From the southern residents’ perspective, interesting questions are how many fish are expected and when are they arriving (especially compared to past years). The columbian.com article ends with this:
The forecast is for an upper Columbia run of 198,000. Through Sunday, a total of 262 spring chinook have been counted at Bonneville Dam.
The source of these data was revealed by a recreational fisher’s guide to catching spring chinook on the lower Columbia as the Fish Passage Center (FPC) which is in the business of counting fish in the ladders of the many Columbia River dams. The guide also gave a big-picture description of the overall spring run timing as “about 6 weeks in late March through April” and provides a nice summary of how the fishery follows the fish up the various tributaries of the Columbia, starting with the Willamette (because OR releases hatchery fish there a couple weeks before WA).
It would be interesting to juxtapose the timing and locations of all available winter/spring orca sightings outside of Puget Sound from past years with the time series of spring Columbia (and Fraser?) fish passage. For starters, here is a link to Columbia adult fish passage data, some of which are summarized in the following graph that shows the spring chinook run is just beginning on the Columbia. And here I was thinking that commercial and recreational openings would not occur until some substantial portion of the run had made it to the spawning grounds!
Now is the time of year when the NWFSC crew would typically be preparing for their spring cruise to search for southern residents on the outer coast of WA, including off the Columbia where they have observed SRKWs feeding on chinook from the upper Columbia and Snake . Unfortunately, NOAA funding and/or ship logistics have ruled out such a cruise this year.
The clipping below is from a Daily Astorian article on an EPA report regarding global warming’s potential influence on Northwest salmon. Of most import for killer whale conservationists are the implications of what James Martin calls a “perfect storm” for salmon: low snow pack with low, warm flows in the summer.
Martin provides a nice quote regarding the economic impact of such a storm:
“In Oregon, Washington and Idaho, it’s a 35,000-job industry, and it’s worth $3 billion dollars per year,” he said. “So it’s a lot more than just a hobby. There’s a lot at stake.”

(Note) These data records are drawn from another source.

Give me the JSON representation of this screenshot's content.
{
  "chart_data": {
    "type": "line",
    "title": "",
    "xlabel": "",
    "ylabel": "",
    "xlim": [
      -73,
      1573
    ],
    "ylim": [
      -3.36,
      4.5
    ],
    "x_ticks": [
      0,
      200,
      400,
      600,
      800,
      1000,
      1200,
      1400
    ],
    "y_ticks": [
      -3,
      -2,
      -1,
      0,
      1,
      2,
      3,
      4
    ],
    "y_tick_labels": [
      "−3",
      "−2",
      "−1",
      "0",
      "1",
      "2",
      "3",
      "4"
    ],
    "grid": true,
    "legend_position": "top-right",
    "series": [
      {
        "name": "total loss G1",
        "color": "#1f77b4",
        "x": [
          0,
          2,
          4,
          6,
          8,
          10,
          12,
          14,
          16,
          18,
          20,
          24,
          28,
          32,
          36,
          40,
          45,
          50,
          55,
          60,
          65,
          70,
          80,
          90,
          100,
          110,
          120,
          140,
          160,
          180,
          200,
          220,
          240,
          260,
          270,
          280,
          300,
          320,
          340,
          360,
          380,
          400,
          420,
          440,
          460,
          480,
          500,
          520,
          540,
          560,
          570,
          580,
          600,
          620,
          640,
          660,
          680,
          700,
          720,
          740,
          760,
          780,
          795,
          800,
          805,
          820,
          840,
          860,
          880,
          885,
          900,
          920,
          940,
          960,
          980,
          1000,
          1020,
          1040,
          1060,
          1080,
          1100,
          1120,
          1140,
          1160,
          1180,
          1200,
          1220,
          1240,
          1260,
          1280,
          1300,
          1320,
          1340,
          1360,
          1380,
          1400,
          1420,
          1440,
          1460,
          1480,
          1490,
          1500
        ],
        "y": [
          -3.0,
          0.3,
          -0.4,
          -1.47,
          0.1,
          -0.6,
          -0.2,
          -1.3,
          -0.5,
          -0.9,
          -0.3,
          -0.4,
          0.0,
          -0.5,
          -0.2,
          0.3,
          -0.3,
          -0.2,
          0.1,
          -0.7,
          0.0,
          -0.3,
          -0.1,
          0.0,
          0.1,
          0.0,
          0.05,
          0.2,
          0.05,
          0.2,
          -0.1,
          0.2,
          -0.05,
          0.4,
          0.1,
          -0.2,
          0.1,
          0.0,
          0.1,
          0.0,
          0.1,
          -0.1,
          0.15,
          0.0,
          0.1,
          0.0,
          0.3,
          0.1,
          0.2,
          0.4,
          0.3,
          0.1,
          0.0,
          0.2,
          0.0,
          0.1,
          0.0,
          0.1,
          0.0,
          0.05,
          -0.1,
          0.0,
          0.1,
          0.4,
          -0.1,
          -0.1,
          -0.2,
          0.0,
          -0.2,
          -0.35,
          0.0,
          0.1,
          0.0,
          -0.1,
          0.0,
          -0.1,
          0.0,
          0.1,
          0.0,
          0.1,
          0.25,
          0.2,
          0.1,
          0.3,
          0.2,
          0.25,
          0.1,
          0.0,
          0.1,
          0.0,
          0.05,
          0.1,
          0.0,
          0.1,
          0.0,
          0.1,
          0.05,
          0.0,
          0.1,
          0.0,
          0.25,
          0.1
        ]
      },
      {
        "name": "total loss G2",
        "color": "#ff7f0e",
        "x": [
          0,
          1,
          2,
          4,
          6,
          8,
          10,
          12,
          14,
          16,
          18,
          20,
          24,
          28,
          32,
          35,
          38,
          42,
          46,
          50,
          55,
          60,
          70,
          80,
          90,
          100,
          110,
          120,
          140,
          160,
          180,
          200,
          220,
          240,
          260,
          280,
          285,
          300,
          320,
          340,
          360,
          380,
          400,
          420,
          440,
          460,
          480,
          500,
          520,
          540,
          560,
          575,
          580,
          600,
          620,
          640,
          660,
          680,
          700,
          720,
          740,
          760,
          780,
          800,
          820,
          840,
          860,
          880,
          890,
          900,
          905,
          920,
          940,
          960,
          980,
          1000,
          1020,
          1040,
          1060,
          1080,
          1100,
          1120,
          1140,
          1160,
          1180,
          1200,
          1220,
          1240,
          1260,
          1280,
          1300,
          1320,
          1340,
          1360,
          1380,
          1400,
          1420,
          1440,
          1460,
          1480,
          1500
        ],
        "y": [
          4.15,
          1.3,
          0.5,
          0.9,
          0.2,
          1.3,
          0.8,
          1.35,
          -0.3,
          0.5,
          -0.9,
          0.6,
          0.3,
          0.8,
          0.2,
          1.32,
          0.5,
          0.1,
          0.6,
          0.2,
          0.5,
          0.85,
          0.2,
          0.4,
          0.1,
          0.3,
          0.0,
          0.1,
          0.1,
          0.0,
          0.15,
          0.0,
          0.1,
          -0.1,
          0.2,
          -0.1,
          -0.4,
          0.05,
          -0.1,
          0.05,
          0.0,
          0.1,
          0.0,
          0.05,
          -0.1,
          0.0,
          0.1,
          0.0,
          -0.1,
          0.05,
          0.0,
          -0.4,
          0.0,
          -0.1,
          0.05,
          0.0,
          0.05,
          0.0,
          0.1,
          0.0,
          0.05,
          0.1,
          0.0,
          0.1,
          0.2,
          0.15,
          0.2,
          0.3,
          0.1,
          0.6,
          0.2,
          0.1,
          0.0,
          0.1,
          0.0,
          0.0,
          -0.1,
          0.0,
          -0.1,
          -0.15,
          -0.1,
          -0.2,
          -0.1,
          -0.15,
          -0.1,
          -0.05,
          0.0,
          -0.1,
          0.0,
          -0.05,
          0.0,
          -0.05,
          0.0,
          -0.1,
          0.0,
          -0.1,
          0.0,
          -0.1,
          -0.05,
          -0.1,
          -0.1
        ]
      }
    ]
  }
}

That’s about 30x the $100M estimate of ecotourism value associated with the southern residents.
The article also mentions a report co-authored by Martin and Patty Glick called A Great Wave Rising.
Dan Drais of Save Our Wild Salmon
recently handed me a copy and it looks like an admirable, balanced attempt to bring climate science into the on-going struggle to devise a legal federal plan for recovering endangered fish in the Columbia/Snake basin. I particularly like that it is rich in reputable citations with which I (and global warming skeptics) can understand the uncertainties in the trends and projections.
A quote from Glick suggests that “Heat” should be added to the 4 H’s that govern northwest salmon abundance: harvest, hatcheries, hydropower, and habitat. But just last night, David Montogomery claimed the 5th H should be “History” — the history of salmon-human interactions, particularly in Britain and in the Northeast U.S. So, for me “Heat” has become the 6th H and I’m even more convinced that salmon recovery (linked with killer whale recovery) is one of the most complex, grand environmental challenges of our time.
|The EPA warns that climate change threatens Oregon’s cold-water fish populations
|East Oregonian Publishing Group
|U.S. Environmental Protection Agency’s report on global warming
|contains some dire predictions for Oregon’s time-honored reputation as a Mecca for coldwater fishermen.
|Released July 17, the report warns that the time may come when salmon- and trout-fishing trips are no longer much of an option for residents or visitors. EPA scientists further caution that warming temperatures could lead to a 50- to 100-percent decline in Chinook salmon returns in some areas, since salmon require cool water and are extremely sensitive to increasing temperatures.
Once Oregon is hit by a perfect storm comprised of “a little less snow pack, lower summer water flows and higher summer temperatures, bam! We’ll go over a threshold, and suddenly we won’t have salmon or steelhead or trout,” Martin said.